A devoted electrician, Varley studied telegraphy after leaving school
and then worked for 18 years for the Electric and International Co. until
the telegraphs were acquired by the Government in 1868. Retiring to a
private life, he focused his energies on making electrical inventions,
including a precursor of the telephone.
Of Varley's capacities as an electrical engineer Thomson was in no
doubt. In a letter to the Secretary of the Atlantic Telegraph Co. of 24
September 1858, when Varley had reported on the fault in the Atlantic
cable and Thomson was still hopeful that the cable could be saved, he
wrote that "Varley's report is, in my opinion, evidence of high scientific
and practical talent". Thomson nominated him for membership of the
Electrical Standards Committee of the British Association - others were
Clerk Maxwell and Joule - which in 1864 determined the standard of
resistance, the ‘B.A. unit’ or ‘ohmad’, since shortened to ‘ohm’.

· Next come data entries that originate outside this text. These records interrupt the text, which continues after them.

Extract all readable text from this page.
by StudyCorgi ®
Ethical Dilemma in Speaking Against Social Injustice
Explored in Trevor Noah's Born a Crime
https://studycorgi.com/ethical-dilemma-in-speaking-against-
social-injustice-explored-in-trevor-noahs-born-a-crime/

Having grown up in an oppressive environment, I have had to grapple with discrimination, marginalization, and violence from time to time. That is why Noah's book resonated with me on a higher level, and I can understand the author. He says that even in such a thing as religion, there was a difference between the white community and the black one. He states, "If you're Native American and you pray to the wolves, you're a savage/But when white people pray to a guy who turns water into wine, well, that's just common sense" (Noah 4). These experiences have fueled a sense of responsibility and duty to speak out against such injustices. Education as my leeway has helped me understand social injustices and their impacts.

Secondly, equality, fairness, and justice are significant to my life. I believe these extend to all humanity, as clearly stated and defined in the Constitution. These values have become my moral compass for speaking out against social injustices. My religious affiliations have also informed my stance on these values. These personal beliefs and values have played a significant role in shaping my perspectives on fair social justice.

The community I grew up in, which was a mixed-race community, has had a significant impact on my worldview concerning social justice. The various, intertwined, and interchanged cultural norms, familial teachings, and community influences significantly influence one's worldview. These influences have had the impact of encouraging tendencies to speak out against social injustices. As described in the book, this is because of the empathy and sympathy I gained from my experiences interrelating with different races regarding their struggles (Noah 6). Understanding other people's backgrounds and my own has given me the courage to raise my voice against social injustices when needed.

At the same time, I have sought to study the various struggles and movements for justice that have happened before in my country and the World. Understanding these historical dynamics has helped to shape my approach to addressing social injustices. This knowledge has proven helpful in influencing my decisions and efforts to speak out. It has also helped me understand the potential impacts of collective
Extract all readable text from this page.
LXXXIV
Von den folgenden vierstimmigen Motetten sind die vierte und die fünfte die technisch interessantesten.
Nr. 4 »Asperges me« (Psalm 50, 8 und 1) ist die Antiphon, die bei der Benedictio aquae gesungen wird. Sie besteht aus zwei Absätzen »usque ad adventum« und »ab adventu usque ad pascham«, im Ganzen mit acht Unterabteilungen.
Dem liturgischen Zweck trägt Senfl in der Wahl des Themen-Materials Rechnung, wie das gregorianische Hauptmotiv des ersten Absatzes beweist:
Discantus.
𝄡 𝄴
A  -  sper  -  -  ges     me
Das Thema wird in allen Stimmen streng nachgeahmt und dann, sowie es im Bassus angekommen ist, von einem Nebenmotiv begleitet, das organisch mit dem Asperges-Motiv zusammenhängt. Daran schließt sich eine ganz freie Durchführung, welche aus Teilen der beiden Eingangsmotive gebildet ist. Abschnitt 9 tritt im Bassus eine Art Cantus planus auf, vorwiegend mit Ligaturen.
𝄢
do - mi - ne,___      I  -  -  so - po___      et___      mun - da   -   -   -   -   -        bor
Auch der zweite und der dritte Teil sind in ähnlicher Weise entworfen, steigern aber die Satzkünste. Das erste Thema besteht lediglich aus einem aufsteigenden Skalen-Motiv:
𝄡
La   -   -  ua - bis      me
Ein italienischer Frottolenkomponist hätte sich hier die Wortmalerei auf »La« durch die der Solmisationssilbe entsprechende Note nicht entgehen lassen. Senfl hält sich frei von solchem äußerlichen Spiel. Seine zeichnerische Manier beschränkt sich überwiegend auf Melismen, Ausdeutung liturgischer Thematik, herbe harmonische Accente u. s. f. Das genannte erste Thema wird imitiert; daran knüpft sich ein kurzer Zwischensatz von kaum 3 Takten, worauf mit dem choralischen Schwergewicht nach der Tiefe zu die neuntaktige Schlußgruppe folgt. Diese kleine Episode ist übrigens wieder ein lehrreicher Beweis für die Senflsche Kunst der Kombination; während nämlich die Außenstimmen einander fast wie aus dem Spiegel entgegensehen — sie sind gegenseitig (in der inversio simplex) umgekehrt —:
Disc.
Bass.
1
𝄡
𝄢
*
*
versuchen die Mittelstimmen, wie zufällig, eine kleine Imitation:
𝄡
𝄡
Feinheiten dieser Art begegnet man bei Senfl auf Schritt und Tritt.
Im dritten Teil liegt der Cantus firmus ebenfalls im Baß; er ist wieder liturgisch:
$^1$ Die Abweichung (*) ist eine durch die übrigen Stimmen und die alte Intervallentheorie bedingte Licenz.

To the work on the Atlantic cable Varley made a highly important
contribution, first in finding a method of localising faults in submarine
cables, and then in devising an ‘artificial cable’, making it possible to
study in the laboratory the way cables would react in working conditions.
He also invented the use of the signalling condenser to sharpen electric
pulses transmitted through a cable, so increasing the speed of working.
The Atlantic cable and other telegraphic work, including protracted
negotiations over fees and patent rights, form the basis of the
correspondence between Varley and Thomson in the Kelvin Papers, which
consists of some forty letters written between 1859 and 1869.